Luis Zayas está listo para volver a brillar. Autor: Ariel Alejandro Niévares Luis Publicado: 02/07/2026 | 10:48 pm
A veces los tiempos de la vida son desafortunados. En 2025, el saltador de altura Luis Zayas superaba centímetros para llegar al Mundial Bajo Techo de Nanjing. El Estadio Panamericano estaba a la expectativa en el Memorial Jesús Molina, pero una lesión en el tobillo pospuso el sueño. Sin embargo, su ímpetu, perseverancia, dedicación y talento -lo llevaron a múltiples títulos y un lugar entre los mejores del planeta- se alinearon para su regreso en la Copa Cuba 2026.
«Fue un proceso de recuperación difícil. Paré el 2025 por el tobillo, donde tuve una lesión crónica que me sigue molestando. Ahora trabajo en esas lesiones, entrenando y adquiriendo más confianza. El entrenador me apoya, al igual que mi familia, mi esposa y mis allegados. El 2025 fue muy difícil. Esas lesiones vienen empeorando mis resultados porque no he recuperado el 100% de mi forma deportiva, ni la buena movilidad del tobillo», explicó a Juventud Rebelde.
Volvió a iluminar los estadios del mundo con sus saltos a inicios de este año, cuando apareció en la gira invernal. Confiesa que no fue la que esperaba porque el frío agudizó el dolor del tobillo, pero su objetivo era encontrarse con sensaciones positivas ante rivales de alto nivel. Y, a la vez, aclara que le dejó mucho aprendizaje también y le faltan elementos técnicos a perfeccionar con su nuevo entrenador.

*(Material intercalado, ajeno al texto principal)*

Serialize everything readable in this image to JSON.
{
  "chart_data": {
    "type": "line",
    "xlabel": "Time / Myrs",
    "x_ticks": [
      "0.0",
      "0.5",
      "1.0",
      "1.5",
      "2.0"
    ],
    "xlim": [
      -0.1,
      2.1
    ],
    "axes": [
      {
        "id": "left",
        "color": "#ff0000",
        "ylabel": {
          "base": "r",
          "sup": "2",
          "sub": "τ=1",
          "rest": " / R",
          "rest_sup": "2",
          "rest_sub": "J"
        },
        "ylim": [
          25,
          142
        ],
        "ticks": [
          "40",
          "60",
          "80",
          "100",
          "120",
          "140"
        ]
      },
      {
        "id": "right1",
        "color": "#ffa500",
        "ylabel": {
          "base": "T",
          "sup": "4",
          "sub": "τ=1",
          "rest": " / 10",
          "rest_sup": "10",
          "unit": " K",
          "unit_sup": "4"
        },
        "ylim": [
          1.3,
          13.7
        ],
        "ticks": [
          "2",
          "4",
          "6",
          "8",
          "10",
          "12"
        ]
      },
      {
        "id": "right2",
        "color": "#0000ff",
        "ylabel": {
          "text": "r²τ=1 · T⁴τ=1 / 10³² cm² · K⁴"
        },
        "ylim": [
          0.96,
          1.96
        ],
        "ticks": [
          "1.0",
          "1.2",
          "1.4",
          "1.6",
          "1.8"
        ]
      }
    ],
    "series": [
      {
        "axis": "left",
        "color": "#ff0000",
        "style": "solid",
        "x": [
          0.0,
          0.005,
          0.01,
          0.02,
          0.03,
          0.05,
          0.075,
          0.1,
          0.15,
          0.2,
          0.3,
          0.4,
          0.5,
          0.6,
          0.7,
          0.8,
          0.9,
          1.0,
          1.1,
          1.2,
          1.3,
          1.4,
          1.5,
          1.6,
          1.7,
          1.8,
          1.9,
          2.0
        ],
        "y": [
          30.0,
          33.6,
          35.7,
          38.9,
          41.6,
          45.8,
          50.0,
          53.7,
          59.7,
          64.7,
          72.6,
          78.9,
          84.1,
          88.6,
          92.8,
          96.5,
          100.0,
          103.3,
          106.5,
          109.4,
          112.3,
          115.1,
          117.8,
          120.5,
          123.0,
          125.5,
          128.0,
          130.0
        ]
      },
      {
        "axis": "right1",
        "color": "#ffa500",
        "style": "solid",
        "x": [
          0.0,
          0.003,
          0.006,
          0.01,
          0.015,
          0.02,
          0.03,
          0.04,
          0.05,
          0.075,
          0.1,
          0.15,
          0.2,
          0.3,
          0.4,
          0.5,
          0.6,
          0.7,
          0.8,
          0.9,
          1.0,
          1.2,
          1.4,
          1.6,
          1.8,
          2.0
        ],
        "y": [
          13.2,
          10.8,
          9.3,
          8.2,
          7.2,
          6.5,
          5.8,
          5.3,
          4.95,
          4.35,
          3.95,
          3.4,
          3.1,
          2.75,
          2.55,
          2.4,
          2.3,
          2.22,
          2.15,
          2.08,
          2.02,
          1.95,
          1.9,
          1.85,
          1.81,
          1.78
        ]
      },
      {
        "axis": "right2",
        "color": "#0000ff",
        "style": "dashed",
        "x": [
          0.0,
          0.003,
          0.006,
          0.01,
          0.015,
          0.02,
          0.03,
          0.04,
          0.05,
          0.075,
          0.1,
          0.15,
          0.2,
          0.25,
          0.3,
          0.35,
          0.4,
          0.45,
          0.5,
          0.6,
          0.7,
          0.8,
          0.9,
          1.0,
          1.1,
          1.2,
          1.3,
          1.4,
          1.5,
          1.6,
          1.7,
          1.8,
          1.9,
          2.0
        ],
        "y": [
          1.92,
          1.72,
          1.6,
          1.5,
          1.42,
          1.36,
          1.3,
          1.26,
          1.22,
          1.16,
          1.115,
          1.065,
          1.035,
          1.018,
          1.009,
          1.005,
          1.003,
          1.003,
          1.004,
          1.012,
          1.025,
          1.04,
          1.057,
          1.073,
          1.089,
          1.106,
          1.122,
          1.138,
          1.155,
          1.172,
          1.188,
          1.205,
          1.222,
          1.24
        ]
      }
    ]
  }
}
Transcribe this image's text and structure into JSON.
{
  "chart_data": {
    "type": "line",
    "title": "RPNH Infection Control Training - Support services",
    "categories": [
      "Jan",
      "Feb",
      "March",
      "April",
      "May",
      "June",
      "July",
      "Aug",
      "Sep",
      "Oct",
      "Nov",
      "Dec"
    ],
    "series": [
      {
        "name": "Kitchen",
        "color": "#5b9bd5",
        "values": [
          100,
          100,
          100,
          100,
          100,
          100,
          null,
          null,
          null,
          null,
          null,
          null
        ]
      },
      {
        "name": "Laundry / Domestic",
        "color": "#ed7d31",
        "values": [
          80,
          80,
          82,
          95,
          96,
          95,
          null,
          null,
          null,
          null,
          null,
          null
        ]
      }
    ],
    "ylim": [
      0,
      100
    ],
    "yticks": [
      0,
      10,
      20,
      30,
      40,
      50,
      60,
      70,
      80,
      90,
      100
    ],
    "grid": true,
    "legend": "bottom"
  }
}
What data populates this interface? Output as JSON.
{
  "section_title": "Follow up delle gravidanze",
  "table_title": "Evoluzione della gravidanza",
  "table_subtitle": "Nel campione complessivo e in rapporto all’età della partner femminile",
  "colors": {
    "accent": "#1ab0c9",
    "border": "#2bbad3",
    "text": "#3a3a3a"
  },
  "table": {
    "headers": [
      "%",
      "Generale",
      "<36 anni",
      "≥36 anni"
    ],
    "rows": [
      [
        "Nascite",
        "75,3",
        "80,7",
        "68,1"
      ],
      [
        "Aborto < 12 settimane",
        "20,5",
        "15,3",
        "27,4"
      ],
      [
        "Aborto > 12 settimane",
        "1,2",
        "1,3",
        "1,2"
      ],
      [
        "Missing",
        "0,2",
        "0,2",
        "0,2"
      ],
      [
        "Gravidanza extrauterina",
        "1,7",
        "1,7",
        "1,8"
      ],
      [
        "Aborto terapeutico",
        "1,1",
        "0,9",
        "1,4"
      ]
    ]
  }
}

Pero Luisitín, como le apodan, no solo salta la varilla, sino los obstáculos de la vida. Otra vez anhela subir al podio de los Juegos Centroamericanos y del Caribe. Su mirada y su enfoque está a unos pocos kilómetros, en Santo Domingo: «El objetivo es llegar en buena forma deportiva para lograr el podio. Sigo con ganas de la medalla centroamericana y estar entre los mejores del mundo», confesó sin ambigüedades.
No solo mantiene sus sueños intactos, sino que contribuye en la realización y el crecimiento de sus compañeros. Se percibe de verlo cómo aconseja, orienta, abraza, exige, aplaude y alienta a dos jóvenes compañeros de la selección nacional, Diosber Hernández y Manuel Rodríguez.
Se te ve a veces con ese sentimiento paternal o de hermano mayor, ¿ves potencial en ellos?, le comento y se sonríe.
«Claro. Pasé por esos momentos igual que ellos y tuve personas que me apoyaron. Son muchachos buenos, con perspectivas y gran nivel. Uno tiene 2.16 m y el otro 2.19».
Sin embargo, a la par, los protege y los defiende, como líder de la escuadra antillana: «Pueden lograr un buen resultado, pero necesitan más apoyo de la Federación Cubana de Atletismo y de la Comisión, porque a veces el atleta se siente solo y eso lo afecta un poco. Requieren motivación y empuje para que mejoren sus resultados en cualquier parte del mundo. Son atletas excepcionales, con mucho potencial. El salto de altura tiene un buen relevo para años posteriores», señala.
—Hace un año me confesaste en una conversación que tu gran sueño era una medalla mundial, ¿te sigue ilusionando?
—Sí… ¡Uuff! Hermano, ahora mismo me erizo con eso. Llevo años quedando muy cerca y ubicándome entre los mejores del planeta. Mi gran meta es esa: ser medallista del mundo. Si es oro… felicidades. Si es plata o bronce, igual. Y si es olímpica, también… el objetivo que anhelo hace tiempo.
—En ese camino, ¿qué consideras que te falta desde el punto de vista técnico, físico y sicológico para dar ese paso?
—Debería bajar mi peso y estar un poquito más delgado. Me cuesta porque ya no tengo 22 años y hay que educarse en la alimentación. En lo sicológico, a veces uno desconfía de sí mismo, así que creerme las cosas y lo que estoy buscando y logrando con el apoyo de mi entrenador y mi familia.
—El salto de altura cubano posee enorme tradición, ¿qué requiere para mantenerse en la élite mundial?
—Mejorar las condiciones porque los colchones y la pista no nos ayudan. Es un evento muy complicado. Depende de que la superficie esté buena, que no haya mucho aire… Hay cosas que influyen mucho y pienso que deberíamos mejorarlas un poquito: el colchón, la altura, la varilla, los postes. Ya casi no tenemos implementos y entrenamos con postes remendados. Sé cómo está la situación en Cuba, pero esa es la realidad. Deberían conseguirnos más competencias afuera, pero que sean fuertes para buscar nuestro nivel y mejores resultados.